Guy Koster is an SSA Administrative Law Judge at the Jacksonville Hearing Office. Over his 10 years on the bench and 14,593 lifetime decisions, he has maintained a 51% approval rate. While this sits below the national median, your recent trends show an uptick in approvals. Aggregate rates describe past decisions, not predictions for individual hearings. An attorney can help you prepare for the specific requirements of this judge's courtroom.
This page presents publicly available SSA Office of Hearings Operations disposition data, with no editorial rating or evaluation. ALJs are independent decisionmakers; aggregate statistics describe past patterns, not predictions of how any individual case will be decided. Information here is provided for hearing preparation, not as legal advice.
Approval rates
Comparing a judge's performance requires looking at both their lifetime history and their most recent activity. Judge Koster has maintained a consistent presence on the bench for 10 years, providing a substantial dataset of 14,593 lifetime decisions. While his latest approval rate of 63% provides a snapshot of current trends, it is important to view this against the broader context of the Jacksonville Hearing Office and national averages. Aggregate rates describe past decisions, not predictions for your individual hearing.

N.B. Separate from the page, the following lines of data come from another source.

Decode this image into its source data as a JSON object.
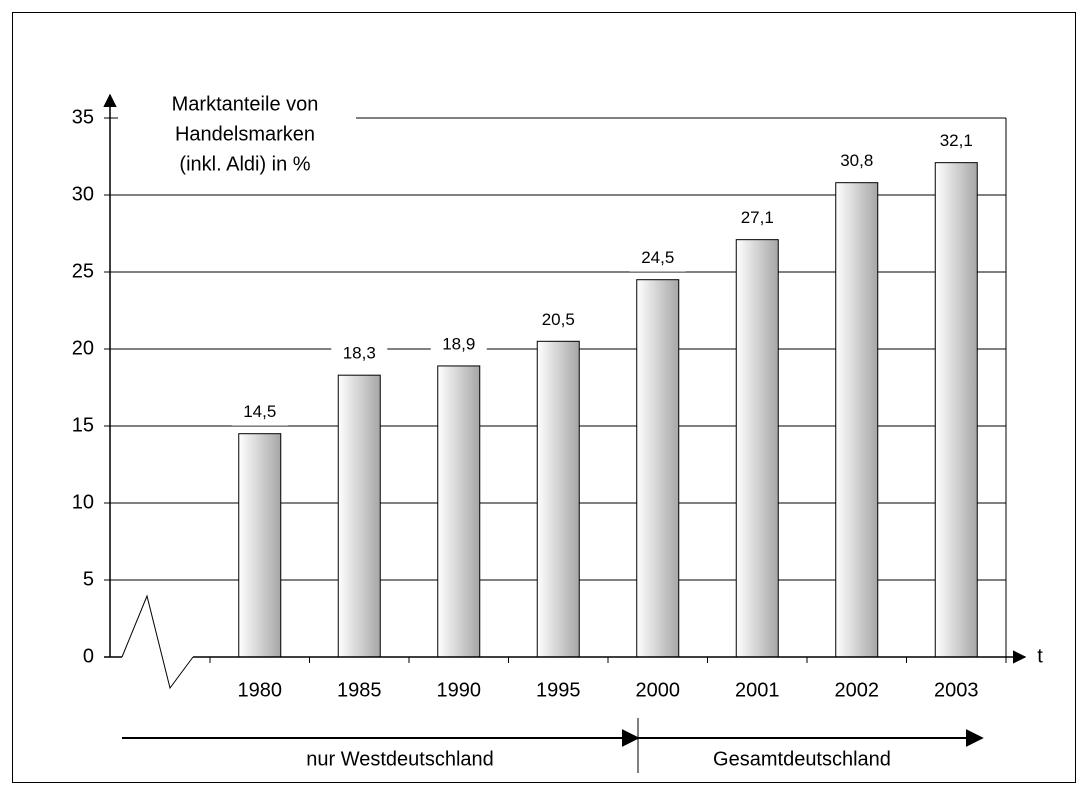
{
  "chart_data": {
    "type": "bar",
    "ylabel": [
      "Marktanteile von",
      "Handelsmarken",
      "(inkl. Aldi) in %"
    ],
    "xlabel": "t",
    "categories": [
      "1980",
      "1985",
      "1990",
      "1995",
      "2000",
      "2001",
      "2002",
      "2003"
    ],
    "values": [
      14.5,
      18.3,
      18.9,
      20.5,
      24.5,
      27.1,
      30.8,
      32.1
    ],
    "value_labels": [
      "14,5",
      "18,3",
      "18,9",
      "20,5",
      "24,5",
      "27,1",
      "30,8",
      "32,1"
    ],
    "color": "#a6a6a6",
    "ylim": [
      0,
      35
    ],
    "yticks": [
      0,
      5,
      10,
      15,
      20,
      25,
      30,
      35
    ],
    "grid": true,
    "regions": [
      "nur Westdeutschland",
      "Gesamtdeutschland"
    ]
  }
}
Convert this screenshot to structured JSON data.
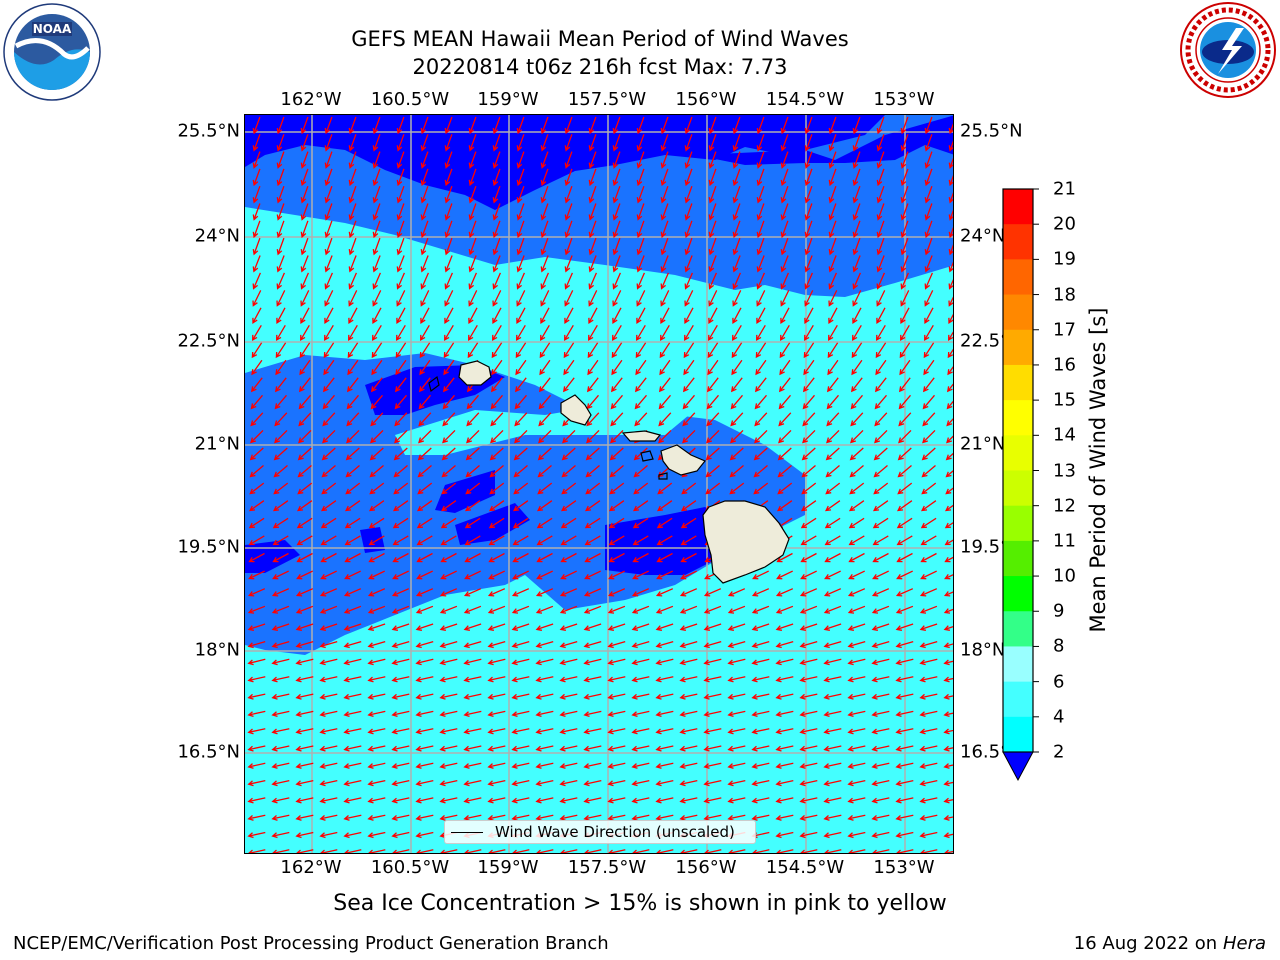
{
  "title": {
    "line1": "GEFS MEAN Hawaii Mean Period of Wind Waves",
    "line2": "20220814 t06z 216h fcst   Max: 7.73"
  },
  "axes": {
    "x_ticks": [
      "162°W",
      "160.5°W",
      "159°W",
      "157.5°W",
      "156°W",
      "154.5°W",
      "153°W"
    ],
    "y_ticks": [
      "25.5°N",
      "24°N",
      "22.5°N",
      "21°N",
      "19.5°N",
      "18°N",
      "16.5°N"
    ]
  },
  "legend": {
    "label": "Wind Wave Direction (unscaled)"
  },
  "colorbar": {
    "label": "Mean Period of Wind Waves [s]",
    "ticks": [
      "2",
      "4",
      "6",
      "8",
      "9",
      "10",
      "11",
      "12",
      "13",
      "14",
      "15",
      "16",
      "17",
      "18",
      "19",
      "20",
      "21"
    ],
    "colors": [
      "#0066ff",
      "#00ffff",
      "#44ffff",
      "#99ffff",
      "#33ff88",
      "#00ff00",
      "#55ee00",
      "#99ff00",
      "#ccff00",
      "#e8ff00",
      "#ffff00",
      "#ffdd00",
      "#ffaa00",
      "#ff8800",
      "#ff6600",
      "#ff3300",
      "#ff0000"
    ],
    "under_color": "#0000ff"
  },
  "map": {
    "colors": {
      "deep": "#0000ff",
      "mid": "#1a73ff",
      "light": "#44ffff",
      "land": "#eeecda",
      "arrow": "#ff0000"
    }
  },
  "footnote": "Sea Ice Concentration > 15% is shown in pink to yellow",
  "credit_left": "NCEP/EMC/Verification Post Processing Product Generation Branch",
  "credit_right_date": "16 Aug 2022 on",
  "credit_right_host": "Hera",
  "logos": {
    "left": "noaa-logo",
    "right": "nws-logo"
  }
}
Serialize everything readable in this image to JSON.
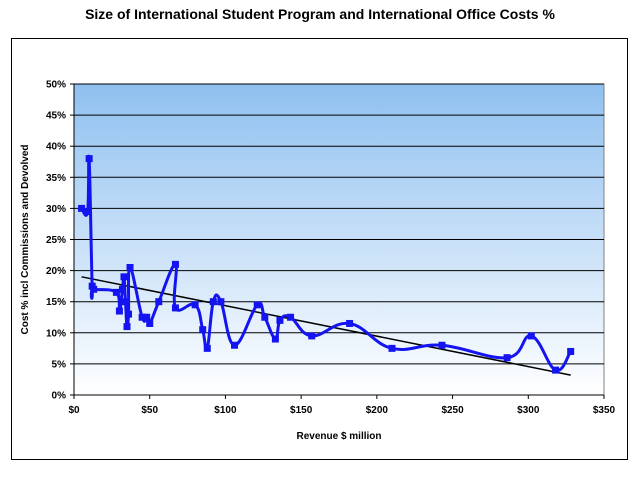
{
  "chart_data": {
    "type": "line",
    "title": "Size of International Student Program and International Office Costs %",
    "xlabel": "Revenue $ million",
    "ylabel": "Cost % incl Commissions and Devolved",
    "xlim": [
      0,
      350
    ],
    "ylim": [
      0,
      50
    ],
    "x_ticks": [
      "$0",
      "$50",
      "$100",
      "$150",
      "$200",
      "$250",
      "$300",
      "$350"
    ],
    "y_ticks": [
      "0%",
      "5%",
      "10%",
      "15%",
      "20%",
      "25%",
      "30%",
      "35%",
      "40%",
      "45%",
      "50%"
    ],
    "grid": true,
    "legend": "none",
    "series": [
      {
        "x": [
          5,
          9,
          10,
          12,
          13,
          28,
          30,
          32,
          33,
          34,
          35,
          36,
          37,
          45,
          48,
          50,
          56,
          67,
          67,
          80,
          85,
          88,
          92,
          97,
          106,
          121,
          126,
          133,
          136,
          143,
          157,
          182,
          210,
          243,
          286,
          302,
          318,
          328
        ],
        "y": [
          30,
          29.5,
          38,
          17.5,
          17,
          16.5,
          13.5,
          17,
          19,
          15,
          11,
          13,
          20.5,
          12.5,
          12.5,
          11.5,
          15,
          21,
          14,
          14.5,
          10.5,
          7.5,
          15,
          15,
          8,
          14.5,
          12.5,
          9,
          12,
          12.5,
          9.5,
          11.5,
          7.5,
          8,
          6,
          9.5,
          4,
          7
        ],
        "color": "#1414f0"
      }
    ],
    "trendline": {
      "x": [
        5,
        328
      ],
      "y": [
        19,
        3.2
      ],
      "color": "#000000"
    }
  },
  "colors": {
    "plot_top": "#8fc0f0",
    "plot_bottom": "#ffffff",
    "series": "#1414f0",
    "grid": "#000000"
  }
}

Office- and national-level breakdowns of fully favorable vs denial rates aren't currently published by SSA in the per-office disposition data. The judge's own breakdown is the detail we have today.
Approval rate over time
Year-over-year approval rate across Judge Koster's docket. Annual rates fluctuate with the mix of cases SSA assigns; the longer-run pattern is more informative than any single year.
Decision pattern
Over his 10-year tenure, Judge Koster has demonstrated a clear upward trend in approval rates. Starting at 39% in 2016, his favorable decision frequency has climbed steadily, reaching 65% in 2025. This shift suggests a consistent evolution in how he evaluates evidence or case types over time. The latest period reflects a continuation of this steady pattern, moving away from his earlier, more conservative baseline. This trend pattern provides insight into the judge's long-term approach to disability adjudication.
Preparing for an SSDI hearing
The guidance below applies to any SSDI hearing, not specifically to Judge Koster's bench. Judge-specific preparation guidance requires a corpus of public Appeals Council decisions involving each judge, which we haven't built yet.
- Bring a clean treating-physician record. Longitudinal primary-care or specialist notes spanning the disability period, with consistent symptom documentation, are typically the strongest evidence at hearing. A single month's records usually aren't enough.
- Don't rely on consultative exams alone. If your medical evidence is built primarily around a one-time CE finding, expect detailed questioning. Supplement with treating-source statements where possible.
- Prepare for daily-activity questions. Have honest, specific answers about a typical day. Answers that conflict with the medical record (in either direction) tend to hurt credibility.
- Expect transferable-skills probing. A vocational expert will usually testify about jobs available to someone with your limitations. Your representative should be prepared to cross-examine.
Hearing with Judge Koster? Free, confidential — see if you qualify for SSDI.
Free Benefits ReviewAbout the Jacksonville hearing office
The Jacksonville Hearing Office serves a large population across Florida, managing a high volume of SSDI claims with a bench of 6 judges. The office currently reports an approval rate of 54%, which serves as a baseline for the region. You should expect a formal process focused on your medical documentation and vocational testimony. You can see the Jacksonville Hearing Office page for the full ALJ roster.
Other judges at this hearing office
The Social Security Administration utilizes a workload-balancing algorithm to assign cases, meaning your assignment to a specific judge is essentially random. Within the Jacksonville Hearing Office, approval rates among the 6 judges vary significantly, ranging from 38% to 70% over their respective careers. Because you cannot choose your judge, understanding the office-wide environment is as important as reviewing an individual's history. You can view the full office roster on the Jacksonville Hearing Office page.